Ahmed Nouma. (photo Melanie Maps)

L’agent d’une grosse partie des internationaux luxembourgeois a grandement contribué, à sa manière, à la hausse du niveau de la sélection.

Il se rappelle ce jour où, à 25 ans, il a fébrilement dû fouiller dans un annuaire belge. Ahmed Nouma est alors ancien major de sa promotion dans sa ville de naissance à Sousse, en Tunisie, venu depuis quelques années en Wallonie pour suivre des études de management, mais aussi avant-centre – «un poste qui me procurait une jouissance absolue» – dans le club satellite de l’UR Namur et meilleur buteur de la province. Il a déjà passé les 20 ans depuis longtemps, mais il veut devenir footballeur pro. Un ami lui annonce que, pour ça, il n’est pas dans le bon bassin de population, qu’à Charleroi, Mons ou Liège, c’est-à-dire… ailleurs, ils ont déjà l’embarras du choix et qu’ils n’attendront pas après un petit Tunisien anonyme, si doué soit-il.

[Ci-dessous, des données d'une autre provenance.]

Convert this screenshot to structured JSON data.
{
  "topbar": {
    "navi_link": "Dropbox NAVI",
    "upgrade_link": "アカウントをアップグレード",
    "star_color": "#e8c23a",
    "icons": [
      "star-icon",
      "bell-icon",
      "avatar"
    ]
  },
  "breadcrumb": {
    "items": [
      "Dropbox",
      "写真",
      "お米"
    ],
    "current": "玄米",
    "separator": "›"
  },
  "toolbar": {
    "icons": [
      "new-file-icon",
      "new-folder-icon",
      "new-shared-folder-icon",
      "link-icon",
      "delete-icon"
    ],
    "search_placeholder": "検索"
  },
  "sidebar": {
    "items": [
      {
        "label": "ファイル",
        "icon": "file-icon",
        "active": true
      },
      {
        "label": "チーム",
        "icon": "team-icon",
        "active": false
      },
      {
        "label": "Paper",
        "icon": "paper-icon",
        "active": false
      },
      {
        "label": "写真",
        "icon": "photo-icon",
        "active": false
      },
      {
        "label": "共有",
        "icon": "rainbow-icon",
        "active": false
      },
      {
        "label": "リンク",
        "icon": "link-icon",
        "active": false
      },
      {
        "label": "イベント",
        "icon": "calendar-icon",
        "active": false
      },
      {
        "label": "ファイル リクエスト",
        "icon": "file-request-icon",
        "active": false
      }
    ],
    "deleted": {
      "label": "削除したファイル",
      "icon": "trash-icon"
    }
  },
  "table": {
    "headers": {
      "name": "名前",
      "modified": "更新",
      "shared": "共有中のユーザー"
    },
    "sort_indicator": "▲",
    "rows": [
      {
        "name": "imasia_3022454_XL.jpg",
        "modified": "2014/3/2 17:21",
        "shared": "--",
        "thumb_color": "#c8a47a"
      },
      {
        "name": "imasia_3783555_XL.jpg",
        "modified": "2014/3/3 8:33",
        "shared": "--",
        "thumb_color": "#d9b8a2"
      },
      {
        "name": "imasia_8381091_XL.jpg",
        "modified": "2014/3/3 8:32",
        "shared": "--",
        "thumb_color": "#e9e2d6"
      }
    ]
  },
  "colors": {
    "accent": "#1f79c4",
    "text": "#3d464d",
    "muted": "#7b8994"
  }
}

Mais qu’à cela ne tienne, Ahmed décroche son téléphone pour réclamer des essais. Et là, au milieu d’une foule d’interlocuteurs tous plus ou moins polis, il tombe sur un charmant monsieur, «un bon père de famille», à La Louvière, qui vient de monter en D1. Et qui lui balance cette phrase : «Jeune homme, ici, on ne travaille pas comme ça. On travaille avec des agents.»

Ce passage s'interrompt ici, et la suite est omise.